Des vies fissurées
« Je vais te raconter une histoire, mon garçon.
Une histoire d’amour et de violence.
Une histoire que tu liras quand tu seras plus grand, bien plus grand. Car je n’en adoucirai pas les contours. Je n’occulterai ni la tragédie, ni les fêlures, ni la noirceur : comment te construire, si tu ignores ce qui se cache dans nos interstices ?
Chaque famille a ses silences.
Chez nous, les silences ne sont que des vacarmes suspendus.
Alors je vais tout te dire. »
Il y a Rose, qui retrouve sa maison d’une petite ville des Ardennes après une longue convalescence. Devenue amnésique à la suite d’un accident de voiture, elle tente de reprendre ce qui semble être sa vie, monacale et diablement solitaire. Mais le sentiment d’étrangeté qui l’habite et persiste au fil des jours semble impossible à chasser… Il y a Aïda, qui a laissé sa vie d’avant en Seine Saint-Denis, loin, bien loin de Toulon, où elle est recrutée à la Maison des femmes, qui accueille les victimes de violences conjugales. Il y a leurs nouvelles rencontres, homme rassurant pour l’une, homme trouble pour l’autre. Les destins de ces deux femmes sont forcément liés. Quand se croiseront-ils?
Julien Sandrel, l’art du page turner
À Citazine, on lit aussi — par curiosité, souvent — ce que les maisons d’édition nous envoient. Une manière de sortir de notre silo littéraire et de nous confronter à ce qu’en tant que lecteur, on n’aurait pas acheté.
Julien Sandrel s’est imposé dans le monde littéraire en 2018 avec La Chambre des merveilles, un succès mondial dont l’adaptation cinématographique est en cours. Avec Le jour où Rose a disparu, son dernier roman, il livre un thriller sentimental à l’eau de rose façon Marc Lévy. Les ficelles sont visibles, parfois épaisses, mais l’intrigue est dense, globalement bien tenue, et le suspense fonctionne.
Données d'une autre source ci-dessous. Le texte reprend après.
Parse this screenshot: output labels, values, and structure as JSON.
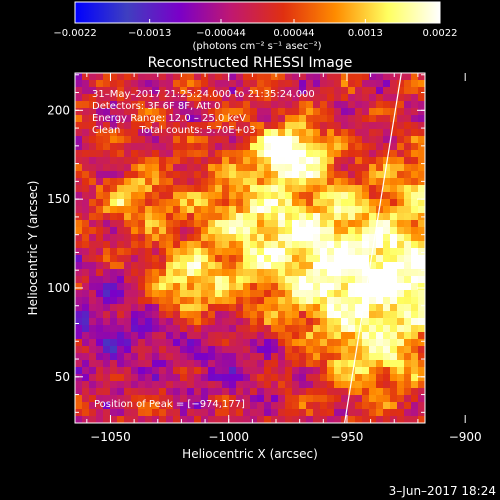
{
  "chart_data": {
    "type": "heatmap",
    "title": "Reconstructed RHESSI Image",
    "xlabel": "Heliocentric X (arcsec)",
    "ylabel": "Heliocentric Y (arcsec)",
    "xlim": [
      -1065,
      -917
    ],
    "ylim": [
      24,
      221
    ],
    "x_ticks": [
      -1050,
      -1000,
      -950,
      -900
    ],
    "x_tick_labels": [
      "−1050",
      "−1000",
      "−950",
      "−900"
    ],
    "y_ticks": [
      50,
      100,
      150,
      200
    ],
    "y_tick_labels": [
      "50",
      "100",
      "150",
      "200"
    ],
    "colorbar": {
      "range": [
        -0.0022,
        0.0022
      ],
      "tick_labels": [
        "−0.0022",
        "−0.0013",
        "−0.00044",
        "0.00044",
        "0.0013",
        "0.0022"
      ],
      "unit_text": "(photons cm⁻² s⁻¹ asec⁻²)",
      "colors": [
        "#0000ff",
        "#3f3fc0",
        "#7a00c8",
        "#c01870",
        "#e03010",
        "#ff8c00",
        "#ffff60",
        "#ffffff"
      ]
    },
    "annotations": [
      "31–May–2017 21:25:24.000 to 21:35:24.000",
      "Detectors: 3F 6F 8F, Att 0",
      "Energy Range: 12.0 – 25.0 keV",
      "Clean      Total counts: 5.70E+03"
    ],
    "peak_label": "Position of Peak = [−974,177]",
    "peak": [
      -974,
      177
    ],
    "limb": [
      [
        -927,
        221
      ],
      [
        -951,
        24
      ]
    ],
    "blobs": [
      {
        "x": -940,
        "y": 105,
        "amp": 0.0022,
        "s": 28
      },
      {
        "x": -974,
        "y": 177,
        "amp": 0.0022,
        "s": 10
      },
      {
        "x": -985,
        "y": 140,
        "amp": 0.0014,
        "s": 25
      },
      {
        "x": -1018,
        "y": 102,
        "amp": 0.0016,
        "s": 12
      },
      {
        "x": -1040,
        "y": 150,
        "amp": 0.0012,
        "s": 10
      },
      {
        "x": -910,
        "y": 160,
        "amp": 0.0013,
        "s": 14
      },
      {
        "x": -903,
        "y": 110,
        "amp": 0.0012,
        "s": 12
      },
      {
        "x": -938,
        "y": 58,
        "amp": 0.001,
        "s": 14
      },
      {
        "x": -1052,
        "y": 80,
        "amp": -0.0008,
        "s": 20
      },
      {
        "x": -1000,
        "y": 60,
        "amp": -0.0006,
        "s": 18
      }
    ]
  },
  "footer_date": "3–Jun–2017 18:24"
}
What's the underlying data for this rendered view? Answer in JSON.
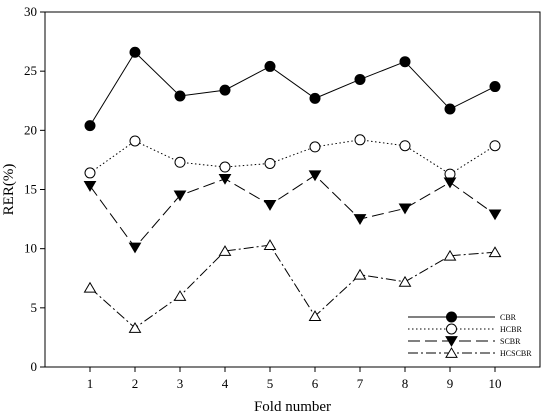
{
  "chart_data": {
    "type": "line",
    "title": "",
    "xlabel": "Fold number",
    "ylabel": "RER(%)",
    "x": [
      1,
      2,
      3,
      4,
      5,
      6,
      7,
      8,
      9,
      10
    ],
    "xlim": [
      0,
      11
    ],
    "ylim": [
      0,
      30
    ],
    "yticks": [
      0,
      5,
      10,
      15,
      20,
      25,
      30
    ],
    "grid": false,
    "legend_position": "bottom-right",
    "series": [
      {
        "name": "CBR",
        "values": [
          20.4,
          26.6,
          22.9,
          23.4,
          25.4,
          22.7,
          24.3,
          25.8,
          21.8,
          23.7
        ],
        "marker": "filled-circle",
        "line_style": "solid",
        "color": "#000000"
      },
      {
        "name": "HCBR",
        "values": [
          16.4,
          19.1,
          17.3,
          16.9,
          17.2,
          18.6,
          19.2,
          18.7,
          16.3,
          18.7
        ],
        "marker": "open-circle",
        "line_style": "dotted",
        "color": "#000000"
      },
      {
        "name": "SCBR",
        "values": [
          15.3,
          10.1,
          14.5,
          15.9,
          13.7,
          16.2,
          12.5,
          13.4,
          15.6,
          12.9
        ],
        "marker": "filled-triangle-down",
        "line_style": "dashed",
        "color": "#000000"
      },
      {
        "name": "HCSCBR",
        "values": [
          6.7,
          3.3,
          6.0,
          9.8,
          10.3,
          4.3,
          7.8,
          7.2,
          9.4,
          9.7
        ],
        "marker": "open-triangle-up",
        "line_style": "dash-dot",
        "color": "#000000"
      }
    ]
  }
}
L’exercice tient du roman de gare — mais un roman de gare efficace, solidement construit, qui remplit son contrat : tenir le lecteur captif. Ce n’est pas une littérature « légère » au sens péjoratif ; c’est une fiction émotionnelle calibrée, tendue vers l’effet. Il y a là un réel savoir-faire de page turner.
Julien Sandrel ne choisit pas des thèmes anodins. Violences sexuelles, conjugales, intrafamiliales, emprise psychologique traversent le texte, au risque du survol. Une idée obsédante revient, celle de la violence sourde qui travaille, en héritage, les corps et les mémoires. « On n’échappe jamais vraiment à la violence. Elle fragilise, elle crée des failles invisibles, elle façonne des blessures profondes. » L’amnésie de Rose n’est pas qu’un ressort narratif : elle agit comme la métaphore d’une mémoire traumatique qui résiste au récit, qui refuse de se dire.
Le soupçon du grand nombre
Le jour où Rose a disparu appartient à cette catégorie de romans que la critique institutionnelle ignore presque systématiquement. Trop populaires. Trop lisibles. Les disqualifier est confortable, mais surtout d’une extraordinaire fatuité.
Car cette littérature, qui circule en périphérie du centre névralgique intellectuel, essaimant les centres culturels Leclerc et plateformes d’e-commerce, dit quelque chose d’essentiel : ce que nombre de lecteurs attendent d’un roman — une histoire qui vous scotche et vous distrait. On peut en pointer les limites, les ficelles, l’absence d’ambiguïté stylistique ; toujours est-il qu’ici, la littérature remplit son office de divertissement.
La promesse de Julien Sandrel ? Vous vider la tête.
Souvenir périssable, mais pari tenu.